La hora
se acerca. El segundo advenimiento está aquí. Nº2 está a la vuelta de la
esquina. Y como pasa en estos casos, hay que amueblar habitaciones, adecentar
la casa y comprar, comprar, comprar muebles en el IKEA. Pero tranquilos, que ya
hablé en su día de la experiencia de recorrer tan temida tienda sueca y no voy
a repetirme. Lo único que hay que tener en cuenta es que es una excursión en
familia altamente estresante y que por ello, hay que disfrazarla de ocio y
diversión. Comida en restaurante, paseo por las atracciones infantiles, algunas
compras… Y es en este punto cuando debo detenerme para explicar la cuestión en
cuestión.
En un
momento dado, mi mujer y yo decidimos separarnos: Ella iría a ver ropa de
embarazada “last stand” y yo me quedaría con la niña mientras tanto. Ella se
marchó y yo me metí en el FNAC (del que ya hablé hace un tiempo aquí y no,
tampoco pienso repetirme) para mirar cuentos y desquitarme de tanta frustración
y dolor comprándome un CD de Motorhead de saldo. Y es entonces cuando, al
acercarme a la caja para pagar las cosas, la ví.
Debo
reconocer que siento debilidad por las melenas. Las melenas largas, rizadas,
abundantes… me fascinan. Y la chica de la caja, además de joven y guapa, tenía
una de las cabelleras más rubias y frondosas que yo hubiera visto nunca.
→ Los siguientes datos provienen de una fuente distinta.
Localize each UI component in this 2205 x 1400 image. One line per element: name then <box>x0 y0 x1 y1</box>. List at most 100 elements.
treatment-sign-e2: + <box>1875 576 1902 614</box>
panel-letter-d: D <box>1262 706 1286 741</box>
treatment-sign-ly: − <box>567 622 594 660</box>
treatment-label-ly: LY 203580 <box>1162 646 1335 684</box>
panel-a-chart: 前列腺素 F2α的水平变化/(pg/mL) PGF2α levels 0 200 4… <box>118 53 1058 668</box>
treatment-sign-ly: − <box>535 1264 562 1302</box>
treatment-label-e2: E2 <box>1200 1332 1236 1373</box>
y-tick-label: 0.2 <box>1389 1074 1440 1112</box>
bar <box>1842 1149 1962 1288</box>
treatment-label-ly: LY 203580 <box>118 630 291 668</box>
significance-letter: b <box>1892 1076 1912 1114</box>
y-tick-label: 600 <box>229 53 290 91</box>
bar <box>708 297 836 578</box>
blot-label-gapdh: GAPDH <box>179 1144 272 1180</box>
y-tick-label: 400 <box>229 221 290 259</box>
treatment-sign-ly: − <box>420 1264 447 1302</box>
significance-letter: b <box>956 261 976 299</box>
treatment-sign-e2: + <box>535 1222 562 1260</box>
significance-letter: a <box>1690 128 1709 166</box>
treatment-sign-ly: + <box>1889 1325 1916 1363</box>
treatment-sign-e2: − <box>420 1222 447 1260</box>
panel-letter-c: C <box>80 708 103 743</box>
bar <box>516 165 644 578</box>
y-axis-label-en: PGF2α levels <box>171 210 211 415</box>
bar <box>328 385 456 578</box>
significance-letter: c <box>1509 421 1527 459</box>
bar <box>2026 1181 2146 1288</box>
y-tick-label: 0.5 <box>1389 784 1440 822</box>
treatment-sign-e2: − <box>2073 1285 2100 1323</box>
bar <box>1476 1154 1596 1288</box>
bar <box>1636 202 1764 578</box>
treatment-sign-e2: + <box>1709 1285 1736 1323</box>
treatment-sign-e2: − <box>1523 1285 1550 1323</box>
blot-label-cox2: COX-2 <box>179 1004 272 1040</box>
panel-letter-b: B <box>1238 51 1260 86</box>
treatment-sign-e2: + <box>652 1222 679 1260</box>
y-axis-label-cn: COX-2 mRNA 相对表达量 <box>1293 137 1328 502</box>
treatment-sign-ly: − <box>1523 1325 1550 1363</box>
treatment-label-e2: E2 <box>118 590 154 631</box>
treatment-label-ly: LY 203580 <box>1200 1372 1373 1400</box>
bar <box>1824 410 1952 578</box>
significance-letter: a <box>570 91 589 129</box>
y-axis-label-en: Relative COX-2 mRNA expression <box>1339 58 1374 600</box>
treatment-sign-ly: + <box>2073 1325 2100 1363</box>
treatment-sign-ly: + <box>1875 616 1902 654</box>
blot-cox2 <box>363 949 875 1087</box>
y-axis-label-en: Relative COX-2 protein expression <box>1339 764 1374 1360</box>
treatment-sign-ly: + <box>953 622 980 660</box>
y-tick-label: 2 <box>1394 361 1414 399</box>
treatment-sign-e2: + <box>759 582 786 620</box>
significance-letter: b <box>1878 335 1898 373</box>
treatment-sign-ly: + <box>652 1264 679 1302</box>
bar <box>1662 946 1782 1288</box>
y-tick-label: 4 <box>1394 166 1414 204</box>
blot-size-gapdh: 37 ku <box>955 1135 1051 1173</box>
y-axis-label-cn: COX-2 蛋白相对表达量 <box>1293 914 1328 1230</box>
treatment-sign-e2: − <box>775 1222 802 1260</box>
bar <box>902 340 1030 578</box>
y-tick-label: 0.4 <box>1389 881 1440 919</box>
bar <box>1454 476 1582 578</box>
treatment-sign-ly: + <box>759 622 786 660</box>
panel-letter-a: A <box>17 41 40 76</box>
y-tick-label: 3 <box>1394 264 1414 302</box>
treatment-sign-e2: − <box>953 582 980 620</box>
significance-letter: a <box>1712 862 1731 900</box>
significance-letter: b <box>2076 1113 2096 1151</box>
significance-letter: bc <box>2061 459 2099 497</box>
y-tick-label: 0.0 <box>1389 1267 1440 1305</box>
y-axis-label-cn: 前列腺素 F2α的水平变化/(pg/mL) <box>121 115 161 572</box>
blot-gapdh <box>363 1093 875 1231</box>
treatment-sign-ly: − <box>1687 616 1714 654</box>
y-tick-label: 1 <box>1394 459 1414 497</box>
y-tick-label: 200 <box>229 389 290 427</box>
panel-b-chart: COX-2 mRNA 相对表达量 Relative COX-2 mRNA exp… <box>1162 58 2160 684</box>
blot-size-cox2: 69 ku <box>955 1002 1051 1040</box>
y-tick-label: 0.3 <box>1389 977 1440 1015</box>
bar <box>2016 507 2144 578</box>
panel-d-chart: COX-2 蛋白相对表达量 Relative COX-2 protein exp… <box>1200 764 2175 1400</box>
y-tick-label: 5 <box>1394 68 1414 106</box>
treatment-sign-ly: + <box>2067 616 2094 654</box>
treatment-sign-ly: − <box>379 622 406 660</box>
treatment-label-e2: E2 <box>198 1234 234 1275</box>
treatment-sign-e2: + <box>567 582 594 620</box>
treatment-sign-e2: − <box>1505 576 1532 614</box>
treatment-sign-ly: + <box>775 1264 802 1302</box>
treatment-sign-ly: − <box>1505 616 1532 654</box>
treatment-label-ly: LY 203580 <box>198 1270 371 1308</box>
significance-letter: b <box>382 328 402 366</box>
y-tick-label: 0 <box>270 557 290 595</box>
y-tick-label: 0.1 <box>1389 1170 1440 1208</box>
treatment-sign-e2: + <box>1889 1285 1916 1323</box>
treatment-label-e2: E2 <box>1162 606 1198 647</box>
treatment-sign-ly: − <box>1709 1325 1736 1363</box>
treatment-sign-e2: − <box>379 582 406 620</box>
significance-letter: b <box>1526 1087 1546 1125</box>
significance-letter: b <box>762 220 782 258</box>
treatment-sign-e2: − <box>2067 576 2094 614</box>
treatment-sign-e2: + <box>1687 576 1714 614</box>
Y no,
no voy a caer en tópicos lujuriosos de chulito de playa, pero reconozco que
pensé cosas poco apropiadas para un padre que va de compras junto a su hija de
cuatro años. Y entonces, no sé si por algún tipo de conexión psíquica con la
niña, ésta pronunció justo lo que yo estaba pensando “¡Anda, eres la chica más
guapa del mundo!”, lo que sorprendió a la cajera que le devolvió el piropo, con
lo que mi hija remató con un “De verdad, que pareces una princesa” y a partir
de ahí comenzó una bonita conversación entre ellas, encantadas de la vida y yo,
mirando estupefacto me di cuenta de algo significativo: La tenía en el bote. Me
había ligado a la rubiaza del FNAC sin ni siquiera abrir la boca. La situación
me dio un poco de vértigo. Cada vez que me miraba y me sonreía con esos ojos
profundos como abismos que se abrían a otra vida distinta, enigmática… el mundo
se desvanecía y creía caer al vacío. Pero soy un padre de familia responsable y
sabiendo que eso no debía durar más me despedí de la chica sin caer en la
tentación siquiera de leer el nombre apuntado en su pecho y salí de la tienda
sin mirar atrás.
Fuera
esperaba mi mujer, cansada, con las ojeras hasta las rodillas y aguantándose la
barriga para decirme aquellos tan romántico
de “Lleva tú las bolsas, que yo no puedo más” y antes de marcharme para
siempre jamás, miré de reojo al interior donde la chica de la cabellera rubia
brillaba con la luz de cien mil amaneceres y pensé en qué sería de mi vida si
todo hubiese sido distinto para mí… Claro que sin mi mujer no existiría mi hija
y sin ella no me habría atrevido a decirle ni mu a esa chavala, lo que
convierte toda esta historia en una simple paradoja. Una paradoja inmisericorde,
tal como anticipaba el título de esta entrada.